Dankbar zeigten sich die Konzertbesucher, als sie erfuhren, dass nun ABBA mit „Thank you for the music“ auf dem Programm stand. In gewohnt sicherer Manier überzeugte auch bei diesem Titel der Chor vollends und riss die Zuhörer mit.
Dann folgte ein weiterer Höhepunkt mit dem Solo von Tamia Schäfer. Auch sie befindet sich wie Lea-Sophie Volz seit Jahren in der Gesangsausbildung bei Rolf Mohr und war in der Vergangenheit stets ein Garant für ganz große Gesangskunst. Mit dem Whitney-Houston-Titel „I have nothing“ aus dem Soundtrack zu dem Film „The Bodyguard“ wagte sich Tamia Schäfer an eines der gesanglich schwierigsten Titel aus der Popmusik. Es gelang ihr, die tiefe Liebe der Protagonistin, ihre Verletztlichkeit und ihre Angst vor Verlust sehr überzeugend darzustellen. Dabei ging es gesanglich vom Fortissimo in höchsten Höhen bis ins Pianissimo im tiefen Register, was Tamia Schäfer mit bester Gesangstechnik und mit Bravour gelang. Chorleiter Rolf Mohr attestierte ihr in seiner Moderation die erste Bundesliga im Gesang. Natürlich gab es auch dieses Mal wieder lange stehende Ovationen des Publikums.

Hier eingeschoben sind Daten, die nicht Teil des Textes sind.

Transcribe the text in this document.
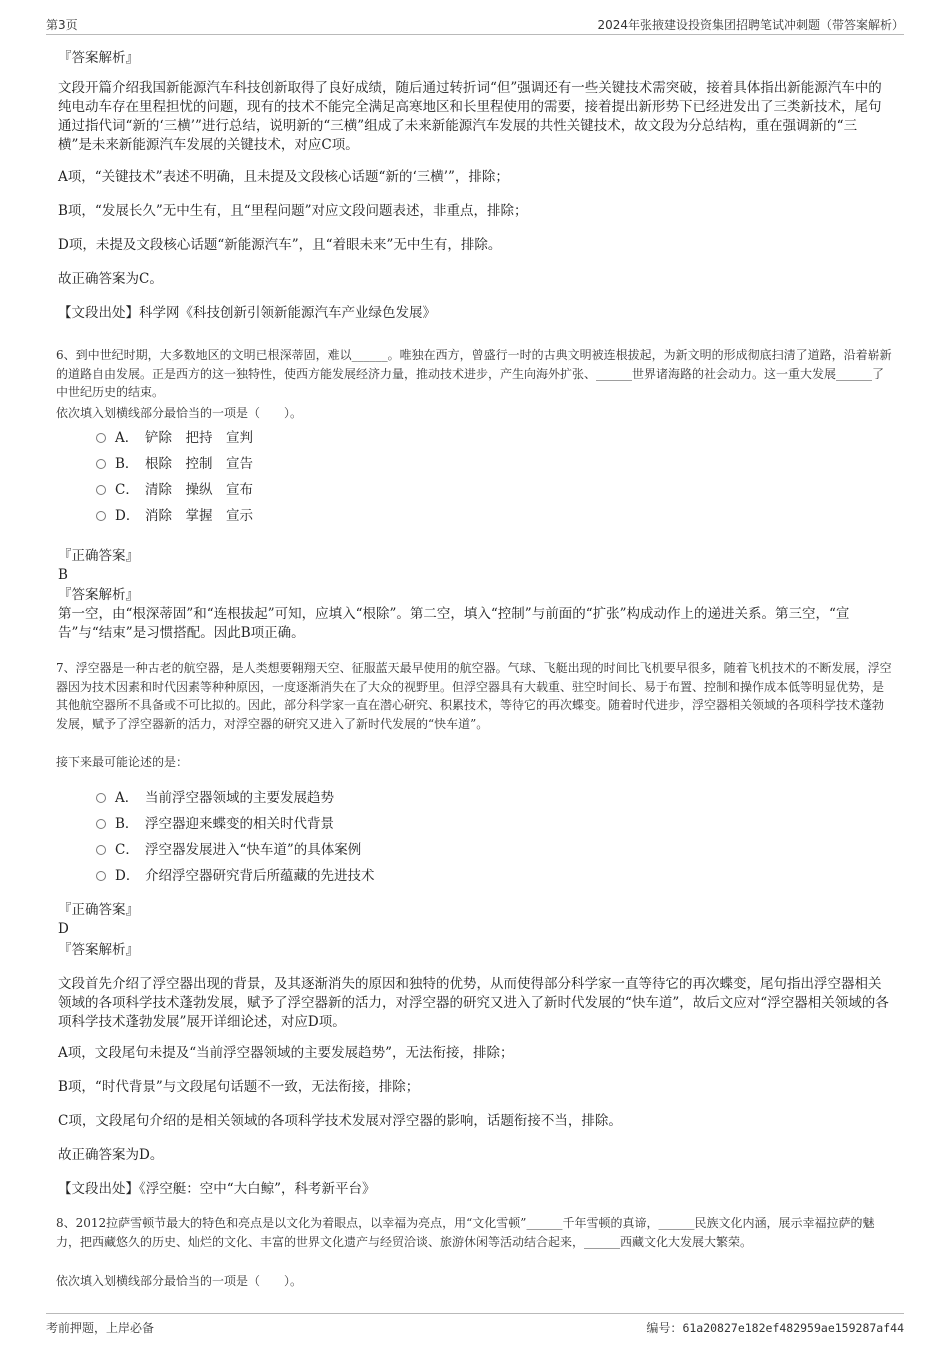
第3页	2024年张掖建设投资集团招聘笔试冲刺题（带答案解析）

『答案解析』

文段开篇介绍我国新能源汽车科技创新取得了良好成绩，随后通过转折词“但”强调还有一些关键技术需突破，接着具体指出新能源汽车中的纯电动车存在里程担忧的问题，现有的技术不能完全满足高寒地区和长里程使用的需要，接着提出新形势下已经进发出了三类新技术，尾句通过指代词“新的‘三横’”进行总结，说明新的“三横”组成了未来新能源汽车发展的共性关键技术，故文段为分总结构，重在强调新的“三横”是未来新能源汽车发展的关键技术，对应C项。

A项，“关键技术”表述不明确，且未提及文段核心话题“新的‘三横’”，排除；

B项，“发展长久”无中生有，且“里程问题”对应文段问题表述，非重点，排除；

D项，未提及文段核心话题“新能源汽车”，且“着眼未来”无中生有，排除。

故正确答案为C。

【文段出处】科学网《科技创新引领新能源汽车产业绿色发展》

6、到中世纪时期，大多数地区的文明已根深蒂固，难以______。唯独在西方，曾盛行一时的古典文明被连根拔起，为新文明的形成彻底扫清了道路，沿着崭新的道路自由发展。正是西方的这一独特性，使西方能发展经济力量，推动技术进步，产生向海外扩张、______世界诸海路的社会动力。这一重大发展______了中世纪历史的结束。

依次填入划横线部分最恰当的一项是（　　）。

A． 铲除　把持　宣判
B． 根除　控制　宣告
C． 清除　操纵　宣布
D． 消除　掌握　宣示

『正确答案』

B

『答案解析』

第一空，由“根深蒂固”和“连根拔起”可知，应填入“根除”。第二空，填入“控制”与前面的“扩张”构成动作上的递进关系。第三空，“宣告”与“结束”是习惯搭配。因此B项正确。

7、浮空器是一种古老的航空器，是人类想要翱翔天空、征服蓝天最早使用的航空器。气球、飞艇出现的时间比飞机要早很多，随着飞机技术的不断发展，浮空器因为技术因素和时代因素等种种原因，一度逐渐消失在了大众的视野里。但浮空器具有大载重、驻空时间长、易于布置、控制和操作成本低等明显优势，是其他航空器所不具备或不可比拟的。因此，部分科学家一直在潜心研究、积累技术，等待它的再次蝶变。随着时代进步，浮空器相关领域的各项科学技术蓬勃发展，赋予了浮空器新的活力，对浮空器的研究又进入了新时代发展的“快车道”。

接下来最可能论述的是：

A． 当前浮空器领域的主要发展趋势
B． 浮空器迎来蝶变的相关时代背景
C． 浮空器发展进入“快车道”的具体案例
D． 介绍浮空器研究背后所蕴藏的先进技术

『正确答案』

D

『答案解析』

文段首先介绍了浮空器出现的背景，及其逐渐消失的原因和独特的优势，从而使得部分科学家一直等待它的再次蝶变，尾句指出浮空器相关领域的各项科学技术蓬勃发展，赋予了浮空器新的活力，对浮空器的研究又进入了新时代发展的“快车道”，故后文应对“浮空器相关领域的各项科学技术蓬勃发展”展开详细论述，对应D项。

A项，文段尾句未提及“当前浮空器领域的主要发展趋势”，无法衔接，排除；

B项，“时代背景”与文段尾句话题不一致，无法衔接，排除；

C项，文段尾句介绍的是相关领域的各项科学技术发展对浮空器的影响，话题衔接不当，排除。

故正确答案为D。

【文段出处】《浮空艇：空中“大白鲸”，科考新平台》

8、2012拉萨雪顿节最大的特色和亮点是以文化为着眼点，以幸福为亮点，用“文化雪顿”______千年雪顿的真谛，______民族文化内涵，展示幸福拉萨的魅力，把西藏悠久的历史、灿烂的文化、丰富的世界文化遗产与经贸洽谈、旅游休闲等活动结合起来，______西藏文化大发展大繁荣。

依次填入划横线部分最恰当的一项是（　　）。

考前押题，上岸必备	编号：61a20827e182ef482959ae159287af44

Gegen Ende des Konzertes forderte Rolf Mohr die Besucher zum Mitsingen auf. Das wurde vom Publikum bei den Titeln „O when the Saints“ und „Amen“ sehr gerne angenommen. Kein Halten mehr gab es am Schluss bei einem Walzermedley mit den Liedern „Tulpen aus Amsterdam“, „Que sera sera“ und „Sierra Madre del Sur“, wobei nicht nur der Chor auf der Bühne, sondern auch das gesamte Publikum mitschunkelte und lauthals mitsang.
Obwohl das erste WM-Fußballspiel der deutschen Mannschaft zeitnah anstand, entließen die Konzertbesucher den Chor nicht ohne zwei Zugaben. Diese wurden mit „Mama Loo“ (Les Humphries Singers) und „Oh happy day“ gerne gewährt.